O responsável do IDA garantiu que 132 famílias foram assistidas, este ano, com materiais de cultivo e sementes no quadro da luta contra a miséria e a fome.
Roque Receado disse ainda que a condição alimentar já é visível em diversas localidades da província e defendeu a necessidade de se aumentar as variedades de sementes. 
As chuvas que se abatem na região, com muita intensidade, estão a estrangular várias de áreas de produção, sobretudo de legumes, facto que, aliado ao número insuficiente de técnicos agrícolas para cobrir as estruturas municipais e comunais, criam um cenário preocupante.
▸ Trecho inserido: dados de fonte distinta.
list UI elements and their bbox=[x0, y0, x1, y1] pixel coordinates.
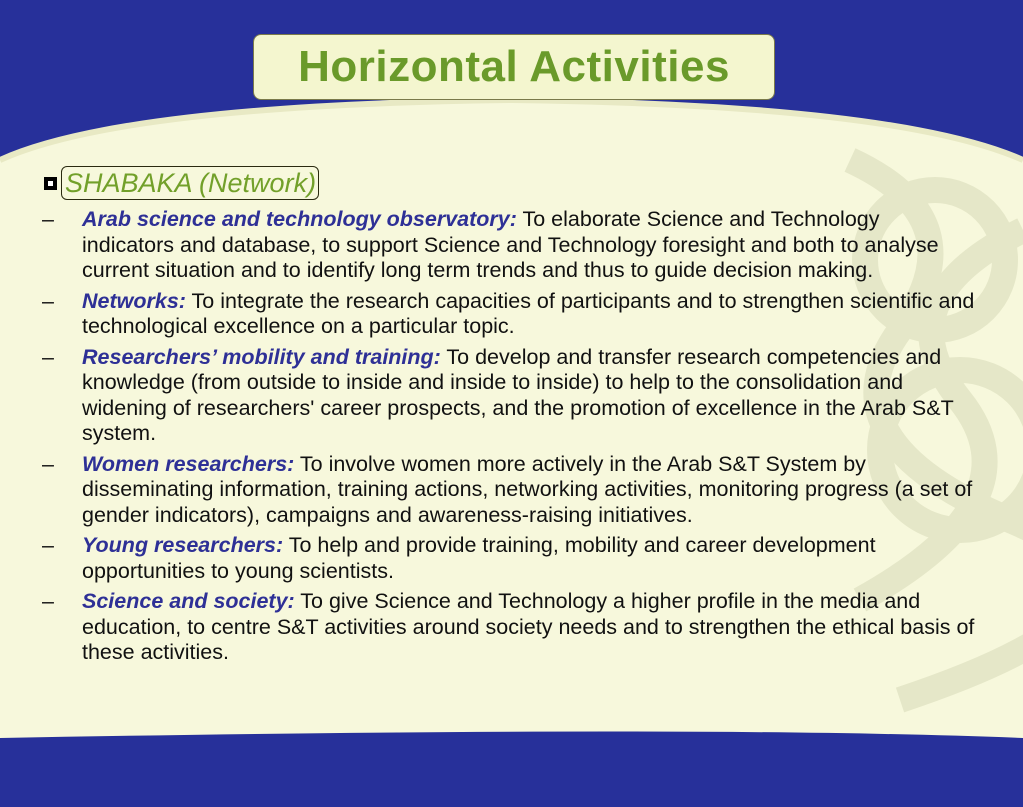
item-text: To give Science and Technology a higher profile in the media and education, to centre S&T activities around society needs and to strengthen the ethical basis of these activities. bbox=[82, 589, 975, 664]
dash-bullet: – bbox=[42, 207, 54, 231]
item-text: To elaborate Science and Technology indicators and database, to support Science and Technology foresight and both to analyse current situation and to identify long term trends and thus to guide decision making. bbox=[82, 207, 939, 282]
list-item bbox=[36, 289, 976, 340]
item-lead: Arab science and technology observatory: bbox=[82, 207, 517, 231]
item-text: To integrate the research capacities of participants and to strengthen scientific and technological excellence on a particular topic. bbox=[82, 288, 975, 338]
item-lead: Women researchers: bbox=[82, 451, 295, 476]
dash-bullet: – bbox=[42, 589, 54, 613]
item-lead: Networks: bbox=[82, 288, 186, 313]
title-box bbox=[253, 34, 775, 100]
dash-bullet: – bbox=[42, 288, 54, 313]
dash-bullet: – bbox=[42, 451, 54, 476]
list-item bbox=[36, 345, 976, 447]
dash-bullet: – bbox=[42, 533, 54, 557]
section-label: SHABAKA (Network) bbox=[61, 166, 319, 200]
slide-title: Horizontal Activities bbox=[298, 42, 730, 91]
item-text: To develop and transfer research competencies and knowledge (from outside to inside and inside to inside) to help to the consolidation and widening of researchers' career prospects, and the promotion of excellence in the Arab S&T system. bbox=[82, 344, 954, 445]
square-bullet-icon bbox=[44, 177, 57, 190]
section-heading bbox=[44, 166, 319, 200]
item-lead: Science and society: bbox=[82, 589, 295, 613]
list-item bbox=[36, 589, 976, 666]
activity-list bbox=[36, 207, 976, 671]
item-lead: Young researchers: bbox=[82, 533, 284, 557]
list-item bbox=[36, 452, 976, 529]
item-text: To involve women more actively in the Arab S&T System by disseminating information, training actions, networking activities, monitoring progress (a set of gender indicators), campaigns and awareness-raising initiatives. bbox=[82, 451, 973, 527]
item-text: To help and provide training, mobility and career development opportunities to young scientists. bbox=[82, 533, 876, 583]
item-lead: Researchers’ mobility and training: bbox=[82, 344, 441, 369]
list-item bbox=[36, 207, 976, 284]
list-item bbox=[36, 533, 976, 584]
dash-bullet: – bbox=[42, 344, 54, 369]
No quadro do crédito agrícola, foram inscritas 26 associações e cooperativas e Roque Receado afirma que o IDA tem acompanhado constantemente a actividade agrícola, em parceria com algumas instituições Não-Governamentais.
A criação e construção das escolas agrícolas teve início em 2007, com o objectivo de incentivar e aumentar a actividade agrícola na região, existindo actualmente em número de 56, com duas mil famílias inscritas em todos os municípios. 

Malária

 O chefe de repartição da Saúde Pública no Bié, João Campos, informou na segunda-feira, na cidade do Cuito, que a malária é a primeira causa de mortalidade na província. Referiu que o sector registou, no segundo trimestre deste ano, 83.345 ocorrências que resultaram em 243 óbitos, afectando crianças até aos cinco anos e adolescentes maiores de 15 anos de idade.
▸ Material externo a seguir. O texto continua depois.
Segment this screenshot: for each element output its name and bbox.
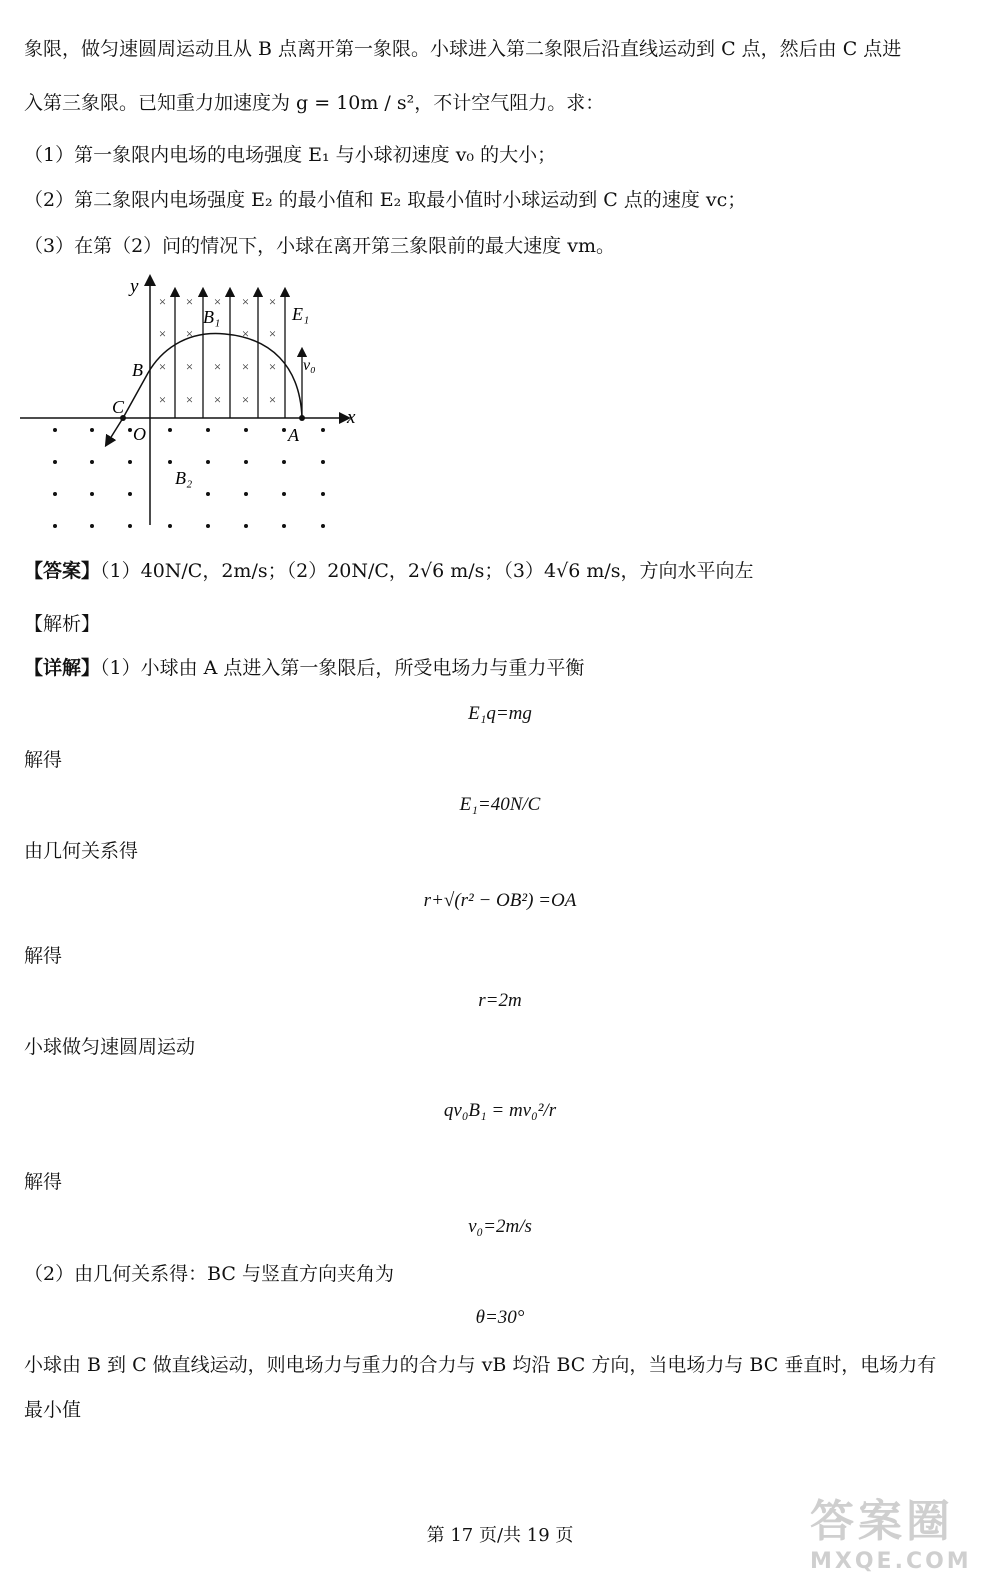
equation-7: θ=30° [475, 1307, 525, 1328]
problem-line-1: 象限，做匀速圆周运动且从 B 点离开第一象限。小球进入第二象限后沿直线运动到 C 点，然后由 C 点进 [24, 38, 902, 60]
watermark-top: 答案圈 [810, 1496, 954, 1547]
part-2-text-b: 最小值 [24, 1399, 82, 1421]
svg-text:×: × [268, 326, 277, 341]
label-C: C [112, 397, 125, 417]
detail-tag: 【详解】 [24, 657, 101, 679]
circular-motion-label: 小球做匀速圆周运动 [24, 1036, 196, 1058]
svg-text:×: × [268, 359, 277, 374]
label-v0: v₀ [303, 357, 316, 374]
part-2-intro: （2）由几何关系得：BC 与竖直方向夹角为 [24, 1263, 394, 1285]
svg-text:×: × [185, 326, 194, 341]
detail-intro-line [24, 655, 584, 681]
question-1: （1）第一象限内电场的电场强度 E₁ 与小球初速度 v₀ 的大小； [24, 144, 557, 166]
svg-text:×: × [185, 392, 194, 407]
svg-text:×: × [241, 359, 250, 374]
geometry-label-1: 由几何关系得 [24, 840, 139, 862]
equation-4: r=2m [478, 990, 522, 1011]
svg-text:×: × [241, 326, 250, 341]
label-B: B [132, 360, 143, 380]
solve-label-2: 解得 [24, 945, 63, 967]
equation-1: E₁q=mg [468, 703, 532, 724]
svg-text:×: × [185, 359, 194, 374]
svg-text:×: × [158, 359, 167, 374]
question-3: （3）在第（2）问的情况下，小球在离开第三象限前的最大速度 vm。 [24, 235, 615, 257]
svg-text:×: × [241, 294, 250, 309]
solve-label-1: 解得 [24, 749, 63, 771]
svg-text:×: × [158, 294, 167, 309]
answer-text: （1）40N/C，2m/s；（2）20N/C，2√6 m/s；（3）4√6 m/s，方向水平向左 [100, 560, 754, 582]
question-2: （2）第二象限内电场强度 E₂ 的最小值和 E₂ 取最小值时小球运动到 C 点的速度 vc； [24, 189, 747, 211]
field-diagram [20, 270, 365, 540]
answer-tag: 【答案】 [24, 560, 101, 582]
svg-text:×: × [158, 326, 167, 341]
label-x: x [347, 407, 356, 428]
solve-label-3: 解得 [24, 1171, 63, 1193]
equation-5: qv₀B₁ = mv₀²/r [443, 1100, 557, 1121]
label-A: A [288, 425, 299, 445]
watermark-logo [810, 1485, 980, 1574]
equation-2: E₁=40N/C [459, 794, 541, 815]
analysis-tag: 【解析】 [24, 613, 101, 635]
page-footer: 第 17 页/共 19 页 [426, 1525, 574, 1546]
label-O: O [133, 424, 146, 444]
svg-text:×: × [158, 392, 167, 407]
answer-line [24, 558, 754, 584]
svg-text:×: × [213, 392, 222, 407]
svg-text:×: × [213, 359, 222, 374]
label-E1: E₁ [292, 304, 310, 324]
svg-text:×: × [268, 294, 277, 309]
svg-text:×: × [185, 294, 194, 309]
label-B1: B₁ [203, 307, 221, 327]
label-y: y [130, 276, 139, 297]
detail-intro: （1）小球由 A 点进入第一象限后，所受电场力与重力平衡 [100, 657, 585, 679]
svg-text:×: × [213, 294, 222, 309]
equation-3: r+√(r² − OB²) =OA [423, 890, 577, 911]
svg-text:×: × [268, 392, 277, 407]
equation-6: v₀=2m/s [468, 1216, 532, 1237]
watermark-bottom: MXQE.COM [810, 1549, 972, 1574]
svg-text:×: × [241, 392, 250, 407]
part-2-text-a: 小球由 B 到 C 做直线运动，则电场力与重力的合力与 vB 均沿 BC 方向，当电场力与 BC 垂直时，电场力有 [24, 1354, 937, 1376]
label-B2: B₂ [175, 468, 193, 488]
problem-line-2: 入第三象限。已知重力加速度为 g = 10m / s²，不计空气阻力。求： [24, 92, 605, 114]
João Campos, que falava das actividades relacionadas com as principais enfermidades, indicou que as doenças diarreicas agudas e as infecções respiratórias surgem logo a seguir, com 16.532 e 12.852 casos registados, respectivamente.
Diante do quadro, o responsável da saúde pública na província, salientou que o investimento público na província dá prioridade ao equipamento dos centros hospitalares do Bié, para combater as doenças vulneráveis, e acrescentou que o sector intensifica o programa de educação de saúde pública nas comunidades, sensibilizando os populares para a promoção de saúde e prevenção de enfermidades.
O clínico adiantou que aquele ramo da saúde está a reforçar os seus recursos clínicos, com vista tornar a assistência sanitária mais próxima do cidadão e fortalecer o programa de luta anti-larval, bem como alargar a distribuição de mosquiteiros nos arredores da província.